One in four pregnancies end in loss. And although this number is quite large, few actually talk about their experiences. The impact of these losses take a huge toll on the grieving parents. But it also affects family members and friends.
If you’ve had a loss, know that you are not alone. The healing process and timeline will look different for every person. Seeking help in the healing process doesn’t mean you are weak and doesn’t mean that your baby will be forgotten as you heal. Your baby is significant and your grief is real.
Hope After Loss by Michaelene Fredenburg and Carol Porter is an incredible booklet that is short and easy to read with practical tips to sort out emotions (or lack thereof) find real healing.
Women’s Miscarriage Loss Virtual Support Groups, offered by Support After Abortion, are a great way to listen to others while processing your own grief. You’re allowed to share as you’re comfortable while being guided through.
Visit https://www.miscarriagehurts.com/ to find local help and support.
Contact a local counselor or therapist.
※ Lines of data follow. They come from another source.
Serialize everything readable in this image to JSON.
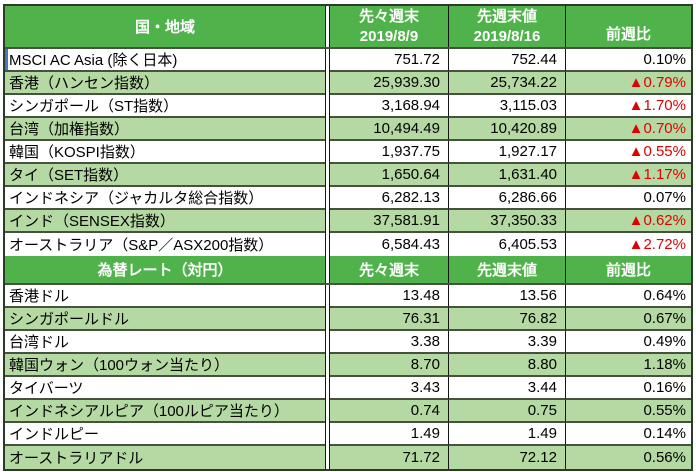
{
  "colors": {
    "header_green": "#50b24a",
    "row_light_green": "#b5d9a3",
    "negative_red": "#dd0202",
    "selection_blue": "#4577c9",
    "border_dark": "#2c3a2a"
  },
  "stock_table": {
    "header": {
      "col1": "国・地域",
      "col2_line1": "先々週末",
      "col2_line2": "2019/8/9",
      "col3_line1": "先週末値",
      "col3_line2": "2019/8/16",
      "col4": "前週比"
    },
    "rows": [
      {
        "label": "MSCI AC Asia (除く日本)",
        "prev": "751.72",
        "last": "752.44",
        "change": "0.10%",
        "negative": false,
        "selected": true
      },
      {
        "label": "香港（ハンセン指数）",
        "prev": "25,939.30",
        "last": "25,734.22",
        "change": "▲0.79%",
        "negative": true,
        "selected": false
      },
      {
        "label": "シンガポール（ST指数）",
        "prev": "3,168.94",
        "last": "3,115.03",
        "change": "▲1.70%",
        "negative": true,
        "selected": false
      },
      {
        "label": "台湾（加権指数）",
        "prev": "10,494.49",
        "last": "10,420.89",
        "change": "▲0.70%",
        "negative": true,
        "selected": false
      },
      {
        "label": "韓国（KOSPI指数）",
        "prev": "1,937.75",
        "last": "1,927.17",
        "change": "▲0.55%",
        "negative": true,
        "selected": false
      },
      {
        "label": "タイ（SET指数）",
        "prev": "1,650.64",
        "last": "1,631.40",
        "change": "▲1.17%",
        "negative": true,
        "selected": false
      },
      {
        "label": "インドネシア（ジャカルタ総合指数）",
        "prev": "6,282.13",
        "last": "6,286.66",
        "change": "0.07%",
        "negative": false,
        "selected": false
      },
      {
        "label": "インド（SENSEX指数）",
        "prev": "37,581.91",
        "last": "37,350.33",
        "change": "▲0.62%",
        "negative": true,
        "selected": false
      },
      {
        "label": "オーストラリア（S&P／ASX200指数）",
        "prev": "6,584.43",
        "last": "6,405.53",
        "change": "▲2.72%",
        "negative": true,
        "selected": false
      }
    ]
  },
  "fx_table": {
    "header": {
      "col1": "為替レート（対円）",
      "col2": "先々週末",
      "col3": "先週末値",
      "col4": "前週比"
    },
    "rows": [
      {
        "label": "香港ドル",
        "prev": "13.48",
        "last": "13.56",
        "change": "0.64%",
        "negative": false
      },
      {
        "label": "シンガポールドル",
        "prev": "76.31",
        "last": "76.82",
        "change": "0.67%",
        "negative": false
      },
      {
        "label": "台湾ドル",
        "prev": "3.38",
        "last": "3.39",
        "change": "0.49%",
        "negative": false
      },
      {
        "label": "韓国ウォン（100ウォン当たり）",
        "prev": "8.70",
        "last": "8.80",
        "change": "1.18%",
        "negative": false
      },
      {
        "label": "タイバーツ",
        "prev": "3.43",
        "last": "3.44",
        "change": "0.16%",
        "negative": false
      },
      {
        "label": "インドネシアルピア（100ルピア当たり）",
        "prev": "0.74",
        "last": "0.75",
        "change": "0.55%",
        "negative": false
      },
      {
        "label": "インドルピー",
        "prev": "1.49",
        "last": "1.49",
        "change": "0.14%",
        "negative": false
      },
      {
        "label": "オーストラリアドル",
        "prev": "71.72",
        "last": "72.12",
        "change": "0.56%",
        "negative": false
      }
    ]
  }
}
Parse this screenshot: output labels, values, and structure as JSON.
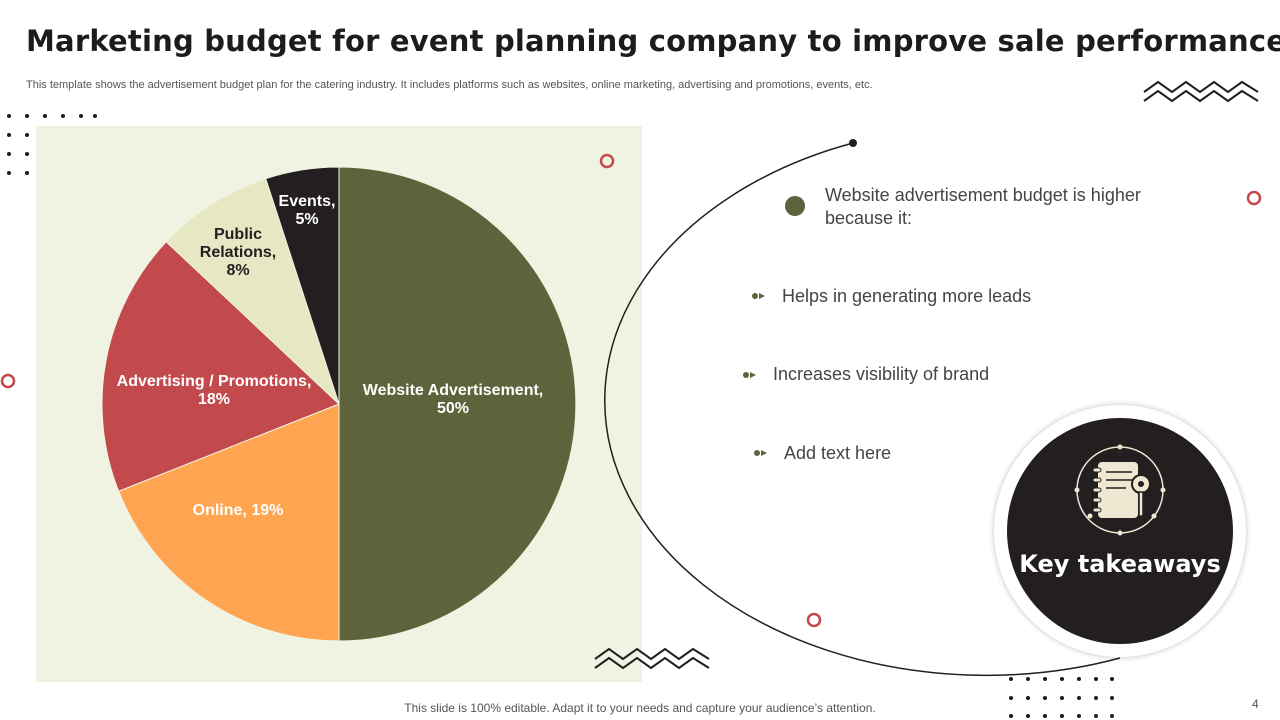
{
  "title": "Marketing budget for event planning company to improve sale performance",
  "subtitle": "This template shows the advertisement budget plan for the catering industry. It includes platforms such as websites, online marketing, advertising and promotions, events, etc.",
  "chart_data": {
    "type": "pie",
    "categories": [
      "Website Advertisement",
      "Online",
      "Advertising / Promotions",
      "Public Relations",
      "Events"
    ],
    "values": [
      50,
      19,
      18,
      8,
      5
    ],
    "unit": "%",
    "slice_labels": [
      [
        "Website Advertisement,",
        "50%"
      ],
      [
        "Online, 19%"
      ],
      [
        "Advertising / Promotions,",
        "18%"
      ],
      [
        "Public",
        "Relations,",
        "8%"
      ],
      [
        "Events,",
        "5%"
      ]
    ],
    "colors": [
      "#5e633b",
      "#ffa552",
      "#c24a4d",
      "#e5e8c3",
      "#231f20"
    ],
    "label_colors": [
      "#ffffff",
      "#ffffff",
      "#ffffff",
      "#231f20",
      "#ffffff"
    ]
  },
  "takeaways": {
    "heading": "Website advertisement budget is higher because it:",
    "points": [
      "Helps in generating more leads",
      "Increases visibility of brand",
      "Add text here"
    ],
    "badge_label": "Key takeaways"
  },
  "footer": "This slide is 100% editable. Adapt it to your needs and capture your audience’s attention.",
  "page_number": "4",
  "colors": {
    "accent_olive": "#5e633b",
    "accent_red": "#c24a4d",
    "dark": "#231f20",
    "panel_bg": "#f1f3e2"
  }
}
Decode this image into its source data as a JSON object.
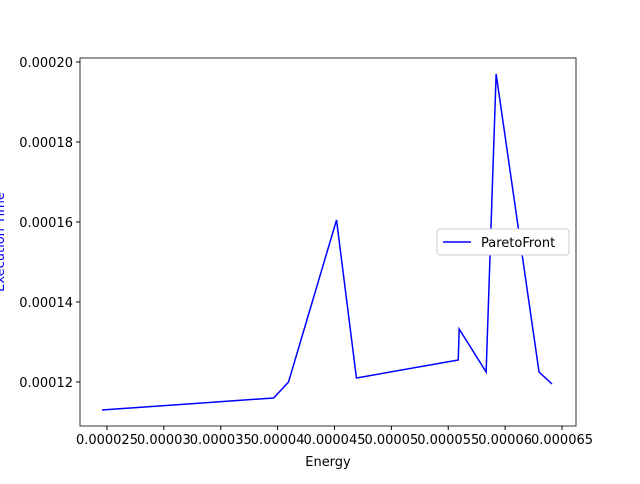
{
  "chart_data": {
    "type": "line",
    "xlabel": "Energy",
    "ylabel": "Execution Time",
    "x": [
      2.456e-05,
      3.965e-05,
      4.096e-05,
      4.518e-05,
      4.693e-05,
      5.588e-05,
      5.596e-05,
      5.833e-05,
      5.921e-05,
      6.298e-05,
      6.412e-05
    ],
    "series": [
      {
        "name": "ParetoFront",
        "color": "#0000ff",
        "values": [
          0.000113,
          0.000116,
          0.00012,
          0.0001605,
          0.000121,
          0.0001255,
          0.00013325,
          0.0001225,
          0.000197,
          0.0001225,
          0.0001195
        ]
      }
    ],
    "xlim": [
      2.263e-05,
      6.623e-05
    ],
    "xticks": [
      2.5e-05,
      3e-05,
      3.5e-05,
      4e-05,
      4.5e-05,
      5e-05,
      5.5e-05,
      6e-05,
      6.5e-05
    ],
    "ylim": [
      0.000109,
      0.000201
    ],
    "yticks": [
      0.00012,
      0.00014,
      0.00016,
      0.00018,
      {
        "value": 0.0002,
        "label": "0.00020"
      }
    ],
    "legend": "center right"
  }
}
You can also share your story with a trusted friend. Sometimes your grief is too big to deal with alone and that’s okay.
HELPFUL TIPS FOR FAMILY AND FRIENDS:
No matter their stage in pregnancy, remember that your loved one has not only lost a child, but a dream of things to come. Sending flowers, a card, or even a meal is a lovely gesture to show that you are thinking of them. You may not know what to say, but simply letting someone know you’re thinking of them and are there to listen will go a long way. Hope After Loss (linked above) is a short read that can help you understand where your loved one may be.
Things to avoid saying: “You’ll have another soon.” “It was God’s will.” “You were still pretty early.” While you mean well, these sayings tend to dismiss the very real loss.
Helpful things to say: “I’m here for you if you just need someone to listen.” “I don’t know what you’re feeling, but I want you to know you’re not alone.” “I’m so sorry for your loss.” Just letting them know you care and are there will go a long way to help their healing.